REDUCING the barriers to prescribing and dispensing opioid agonist therapy (OAT) to people with opioid dependence disorder will “go a long way to improve care for a lot of people”, say experts.
Historically, the OAT prescriptions methadone and buprenorphine were used to treat heroin addiction. But Australia is now facing a pharmacological opioid crisis, with 56% of unintentional opioid deaths involving pharmaceutical opioids compared with 45% involving heroin.
It is estimated that 26% of patients in general practice who are taking long term opioids are dependent. With increased restrictions around opioid prescribing, there are fears that some will turn to illicit opioids.
According to some experts, an increase of OAT prescribing would help curb this trend; however, it needs to become more normalised among patients, GPs and pharmacies.

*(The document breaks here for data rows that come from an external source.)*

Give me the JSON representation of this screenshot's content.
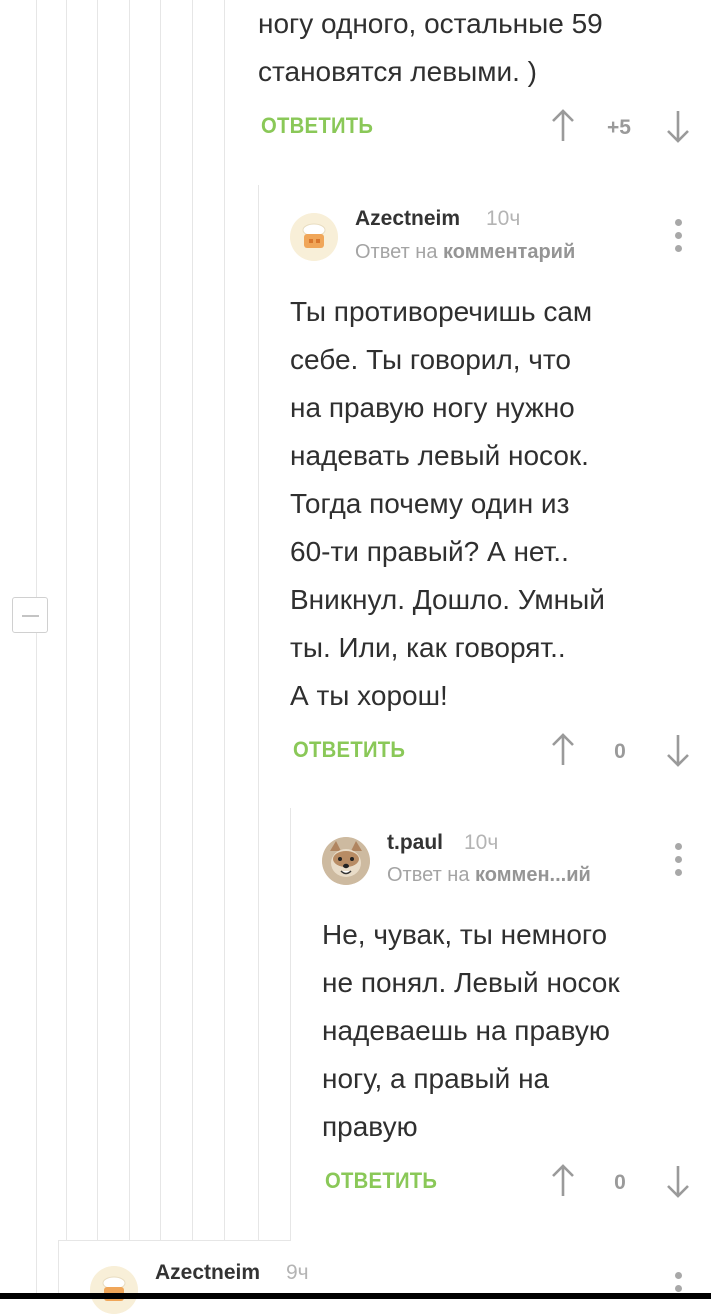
{
  "comments": [
    {
      "text": "ногу одного, остальные 59\nстановятся левыми. )",
      "reply_label": "ОТВЕТИТЬ",
      "rating": "+5"
    },
    {
      "username": "Azectneim",
      "time": "10ч",
      "reply_to_prefix": "Ответ на",
      "reply_to_link": "комментарий",
      "text": "Ты противоречишь сам\nсебе. Ты говорил, что\nна правую ногу нужно\nнадевать левый носок.\nТогда почему один из\n60-ти правый? А нет..\nВникнул. Дошло. Умный\nты. Или, как говорят..\nА ты хорош!",
      "reply_label": "ОТВЕТИТЬ",
      "rating": "0",
      "avatar_icon": "chef-hat-avatar"
    },
    {
      "username": "t.paul",
      "time": "10ч",
      "reply_to_prefix": "Ответ на",
      "reply_to_link": "коммен...ий",
      "text": "Не, чувак, ты немного\nне понял. Левый носок\nнадеваешь на правую\nногу, а правый на\nправую",
      "reply_label": "ОТВЕТИТЬ",
      "rating": "0",
      "avatar_icon": "dog-avatar"
    },
    {
      "username": "Azectneim",
      "time": "9ч",
      "avatar_icon": "chef-hat-avatar"
    }
  ],
  "colors": {
    "accent_green": "#8ac858",
    "thread_line": "#e6e6e6",
    "muted_text": "#a4a4a4"
  }
}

With only 3422 registered opioid pharmacotherapy prescribers across Australia, despite there being over 125 000 medical professionals and 29 000 GPs, there is a long way to go.
According to authors of a perspective published in the MJA, its association with heroin and the associated stigma is the first barrier to OAT prescribing.
“There’s definitely a stigma around what patients experience themselves and also GPs being unsure and a little frightened about getting involved and what that might mean for their practice,” said Dr Elizabeth Sturgiss, a GP, researcher and co-author of the MJA article, in an exclusive podcast.
“We need to make it more that it’s just something that GPs do.”
Dr Sturgiss and her co-author, Dr Pallavi Prathivadi, believe the first step is to educate doctors earlier in their training.
Dr Hester Wilson, GP and Chair of the Royal Australasian College of GPs’ Special Interest Group into Addiction, agreed that learning about these types of addictions and treatments should be taught from the start of medical education.
“It should be core to what we’re doing in medical school, our post-medical student training, with GP registrars, and in the continuing professional development we do on an ongoing basis,” she said.
“One of the difficulties with behavioural addictions is they belong to everyone and they belong to no one because they present in such different ways.”
Even when doctors want to prescribe OAT medications, the process can be complex. The system is layered in red tape and each state and territory has different rules and regulations. In most places, prescribers need to do specialist training and then need a permit to prescribe. Patients might also need to attend a pharmacy that is registered to dispense OAT medications and they might have to attend daily to receive their medication.
This lengthy approval process sets up OAT prescribing as being “difficult, dangerous and to be avoided”, Prathivadi and Sturgiss wrote.
According to Associate Professor Suzanne Nielsen from the Monash Addiction Research Centre, these rigid systems mean people perceive the prescriptions as being dangerous and difficult to manage.
“Inadvertently, it’s given the idea that they’re really complicated treatments and prescribing them is hard and not for everyone,” she told InSight+.
“If we could normalise them and make treatment accessible, there could be enormous benefit for the individuals who are accessing these treatments,” she said.
Dr Wilson highlighted that there are important reasons the program has this structure. But not everyone needs such a regimented approach and physicians should be able to prescribe a treatment plan based on the risk of the individual. In some states and territories, patients might only have access to the very structured program which might not suit their needs.
“For someone who is experiencing homelessness, has unstable mental health issues, unstable physical health issues, multiple substances that they have issues with, then they do need to be seen daily in a pharmacy to make sure they don’t come to harm. For other people, they may not need that level of oversight,” she said.
According to Associate Professor Nielsen, we are in a situation where it is sometimes easier to prescribe strong opioids such as fentanyl rather than a safer alternative.
“The dilemma we get into with prescription opioid dependence is that we think they might be safer and have more benefits from transitioning to buprenorphine,” she said.
“But because the system is so complex, they’re going to have to go to the pharmacy every day, the prescriber has to apply for a permit. It’s sometimes easier to maintain the status quo which is clinically suboptimal.”
The type of OAT medication also needs to be considered. In the first week or so of treatment there is an increased risk of overdose, particularly with methadone.
According to Associate Professor Nielsen, buprenorphine is a much safer medication which has a lower likelihood of causing respiratory depression.
“When buprenorphine came into Australia, what we did (which in retrospect might not have been the best move) was we just added it to the existing treatment model. We’ve got these checks and balances which are entirely appropriate for methadone but maybe not required for buprenorphine.”
Another barrier to access is the cost. Currently, these prescriptions are not on the Pharmaceutical Benefit Scheme and patients have to pay for the dispensing fee at the pharmacy or for an injection at the GP’s clinic.
“What happens is the cost is put back on the individual,” Dr Wilson said.
“We don’t require them to pay for the cost of dispensing for any other treatment. It would be great to have a federally funded [Medicare Benefits Schedule] item number to allow us to give these injections.”
Ultimately, the situation is complex but Prathivadi and Sturgiss are hopeful.
“We need to share that burden and change the culture and the stories we all tell ourselves about these patients. It could go a long way to improve care for a lot of people,” Dr Sturgiss concluded.